The report into the commission’s handling of the Cup Trust case, published today alongside a report from the NAO on the regulator’s wider work, says the commission was "too passive" in its approach to the Cup Trust case, that its initial investigation took far too long and that it was too slow to recognise the seriousness of the case.

The Cup Trust was set up as a tax-avoidance scheme and was run by Mountstar PTC, based in the British Virgin Islands.

Wealthy individuals made donations to the trust worth £176m over two years, but then bought government bonds from it at a fraction of their value. The trust claims it is eligible for £46m of Gift Aid and its donors could put in claims for another £44m, but the trust made donations of only £55,000 in those two years.

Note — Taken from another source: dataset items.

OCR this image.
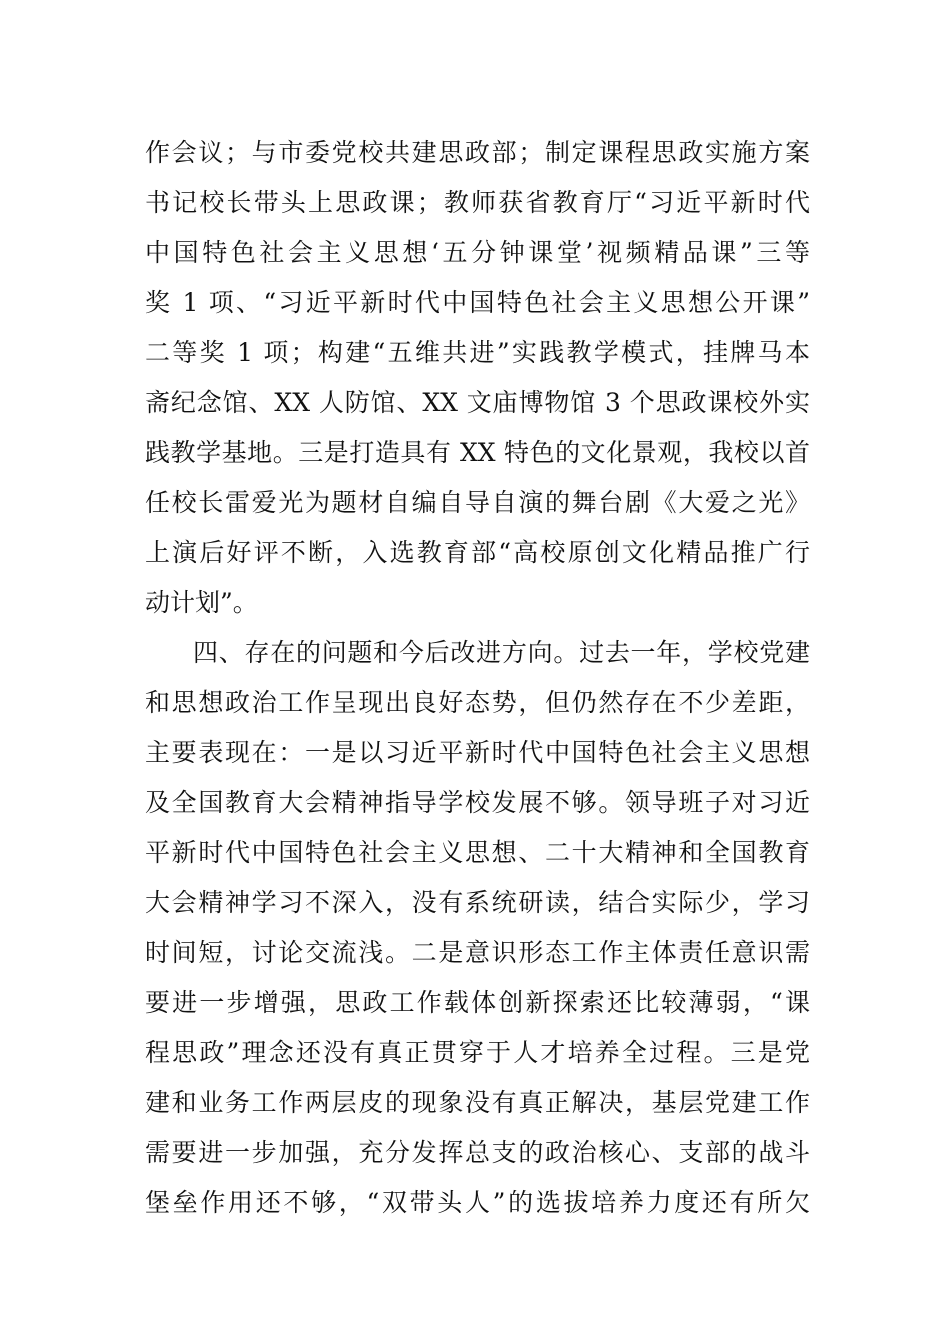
作会议；与市委党校共建思政部；制定课程思政实施方案
书记校长带头上思政课；教师获省教育厅“习近平新时代
中国特色社会主义思想‘五分钟课堂’视频精品课”三等
奖 1 项、“习近平新时代中国特色社会主义思想公开课”
二等奖 1 项；构建“五维共进”实践教学模式，挂牌马本
斋纪念馆、XX 人防馆、XX 文庙博物馆 3 个思政课校外实
践教学基地。三是打造具有 XX 特色的文化景观，我校以首
任校长雷爱光为题材自编自导自演的舞台剧《大爱之光》
上演后好评不断，入选教育部“高校原创文化精品推广行
动计划”。
四、存在的问题和今后改进方向。过去一年，学校党建
和思想政治工作呈现出良好态势，但仍然存在不少差距，
主要表现在：一是以习近平新时代中国特色社会主义思想
及全国教育大会精神指导学校发展不够。领导班子对习近
平新时代中国特色社会主义思想、二十大精神和全国教育
大会精神学习不深入，没有系统研读，结合实际少，学习
时间短，讨论交流浅。二是意识形态工作主体责任意识需
要进一步增强，思政工作载体创新探索还比较薄弱，“课
程思政”理念还没有真正贯穿于人才培养全过程。三是党
建和业务工作两层皮的现象没有真正解决，基层党建工作
需要进一步加强，充分发挥总支的政治核心、支部的战斗
堡垒作用还不够，“双带头人”的选拔培养力度还有所欠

"The commission did not make enough checks when it registered the trust in 2009 to ensure the organisation met the legal requirements to register as a charity," the NAO report says. "The commission was reluctant to take strong action during initial investigation and did not open a statutory inquiry in 2011."

It also says that the commission did not give enough weight to the reputational damage that might be done by the Cup Trust.

"The commission took too narrow a view of its remit, seeing the scheme as something for HM Revenue & Customs to deal with rather than seeing the bigger picture," the report says. "It did not fully appreciate the scale and nature of the Gift Aid scheme nor the potentially detrimental impact of the case on public confidence in charities."

It says that the commission did not properly appreciate the level of public interest in the case.

"When it closed its investigation in March 2012, the commission decided not to publish its findings," the report says. "This was on the grounds that the case was not of significant public interest and that public confidence in charities would not be enhanced by wider discussion of the issues."

The NAO report says seven other charitable tax-avoidance schemes are under investigation, but none involves a charity registered in England or Wales.

A commission spokeswoman said the regulator noted the report’s acknowledgement that in making registration decisions it could, as a general rule, take into account only the expressed purposes of an organisation, not its activities or the motives of its founders.

"We carried out an investigation into the Cup Trust in line with our risk framework, available resources and published policies at the time which made clear that we do not engage where another regulator is already substantially addressing a matter of concern in a charity," she said.

"We have already acknowledged that our approach to tackling mismanagement has, at times, been overly cautious and that we must strengthen our work in this area. We have already begun to make significant changes."